Monday, 28 February 2011

The Old Fashioned

Sometimes the best way to rate a bar, or a bartender is to order an "Old Fashioned". Depending on how well and how much care they take with such a classic drink will sometimes determine whether I'll return to that bar again. My dad rates establishments on the quality of their "salt & pepper squid", which works well for him, However I rate a place on the quality of there "Old Fashioned's". It's one of my favourites. A cocktail that is not that hard to serve, but so easy to muck up.

It's basically sugar, with Angostura bitters, bourbon and finished off with an orange peel or zest. Before we sink our teeth into this cocktail, as always, It's important to know the origins of this classic. The story of the old fashioned begins in the 1880s at a gentleman's club in Louisville, Kentucky called the "Pendennis Club". There a bartender served this drink to Colonel James E. Pepper, who took the idea of this drink and brought it to the Waldorf-Astoria Hotel in New York city, where the classic cocktail still remains on their menu today.  There are many slight variations to this drink, so I'll go through a version which i think works best.

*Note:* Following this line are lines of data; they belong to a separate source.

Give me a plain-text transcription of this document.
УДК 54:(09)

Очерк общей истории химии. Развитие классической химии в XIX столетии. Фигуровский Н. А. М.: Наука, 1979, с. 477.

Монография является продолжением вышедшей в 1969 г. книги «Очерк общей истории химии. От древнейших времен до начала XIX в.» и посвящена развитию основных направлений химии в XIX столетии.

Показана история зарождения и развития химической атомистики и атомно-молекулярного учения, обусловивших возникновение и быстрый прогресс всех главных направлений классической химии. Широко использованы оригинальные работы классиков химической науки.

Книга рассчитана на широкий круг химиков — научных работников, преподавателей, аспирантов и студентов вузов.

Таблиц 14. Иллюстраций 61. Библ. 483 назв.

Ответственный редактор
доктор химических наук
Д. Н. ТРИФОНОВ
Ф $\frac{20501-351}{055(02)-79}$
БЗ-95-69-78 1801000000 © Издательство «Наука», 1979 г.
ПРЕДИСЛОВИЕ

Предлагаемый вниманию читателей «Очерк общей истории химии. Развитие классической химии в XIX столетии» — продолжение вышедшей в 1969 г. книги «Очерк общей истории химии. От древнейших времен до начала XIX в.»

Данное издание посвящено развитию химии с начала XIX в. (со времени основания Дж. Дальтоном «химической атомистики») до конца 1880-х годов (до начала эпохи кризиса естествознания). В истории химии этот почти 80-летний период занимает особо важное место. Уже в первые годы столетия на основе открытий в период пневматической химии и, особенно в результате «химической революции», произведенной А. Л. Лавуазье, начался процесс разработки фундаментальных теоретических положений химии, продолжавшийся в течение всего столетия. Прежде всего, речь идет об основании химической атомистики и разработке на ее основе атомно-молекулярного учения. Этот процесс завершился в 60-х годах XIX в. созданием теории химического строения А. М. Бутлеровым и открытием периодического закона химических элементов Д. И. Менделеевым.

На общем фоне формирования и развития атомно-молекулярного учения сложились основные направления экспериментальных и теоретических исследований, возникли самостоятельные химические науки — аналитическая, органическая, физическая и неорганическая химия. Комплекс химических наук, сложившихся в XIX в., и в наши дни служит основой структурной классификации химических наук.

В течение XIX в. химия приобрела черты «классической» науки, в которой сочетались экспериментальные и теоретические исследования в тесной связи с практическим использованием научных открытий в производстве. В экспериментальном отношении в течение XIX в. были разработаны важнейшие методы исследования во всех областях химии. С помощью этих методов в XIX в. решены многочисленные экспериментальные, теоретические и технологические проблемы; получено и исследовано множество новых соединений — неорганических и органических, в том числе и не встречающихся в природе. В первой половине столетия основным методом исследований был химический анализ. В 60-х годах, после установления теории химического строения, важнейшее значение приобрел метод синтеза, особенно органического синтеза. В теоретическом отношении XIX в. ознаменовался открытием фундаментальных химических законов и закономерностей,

We start with a short glass or a rocks glass. You can also use a brandy balloon, i suppose use any glass that you feel comfortable drinking out of. But let's go for the rocks glass, in that, place a sugar cube, and coat with a few dashes of Angostura bitters. The production and history of Angostura is a long complex story, so we'll save that for another time. But for now, crush and mix together the sugar with the bitters. Once mixed together well, add 60ml of bourbon. My advice is to use a good quality bourbon. Wild Turkey, Makers mark or my personal favourite Basil Hayden's, which is the lightest style bourbon out of the Jim Beam small batch bourbons. I find it works well with the orange zest. Continue to stir with a bar spoon. The aim here is to dissolve all of the sugar. Add ice to the glass and continue to stir. A good old fashioned can sometimes take up to 10 minutes to make depending on the how long it takes for the sugar to dissolve.  Once the sugar looks dissolved, you might need to add more ice, then add the zest of an orange, or an orange wedge, depending on how fruity your like your drinks,  and that's it! If straight bourbon is too much, top up with some soda water. Like i said, It is an easy drink to make, but there are so many things a bartender can do wrong to muck this up such as, too much bitters, sugar not being fully dissolved (which is the most common, because many bartenders are in too much of a hurry to put in the time with this cocktail) or using a low quality bourbon.

The great thing about the "Old Fashioned" is It's so versatile. If you don't like bourbon, ask for a rum old fashioned, which is made exactly the same way, except with dark rum, not bourbon. Mt Gay Extra Old, or Ron Zacapa works great in a rum old fashioned. Same with scotch, ask your bartender for a scotch old fashioned if you like your scotch.

I'll be honest, this cocktail is not for everyone. It's not a cocktail you'd buy a girl on a first date. It's what i call a "bloke's cocktail", strong and full bodied.  However, if you do want to broaden your palette and appreciate good dark spirits, this might be for you. Sip on this slowly, and see what flavours and characteristics you can pick out from your "Old Fashioned".

In a short glass:
Add a sugar cube, with dashes of Angostura bitters
Crush and mix together
Add 60ml of bourbon, plus ice and stir well to dissolve sugar
Once sugar is dissolved, add orange zest (or orange wedge)
(Soda water optional)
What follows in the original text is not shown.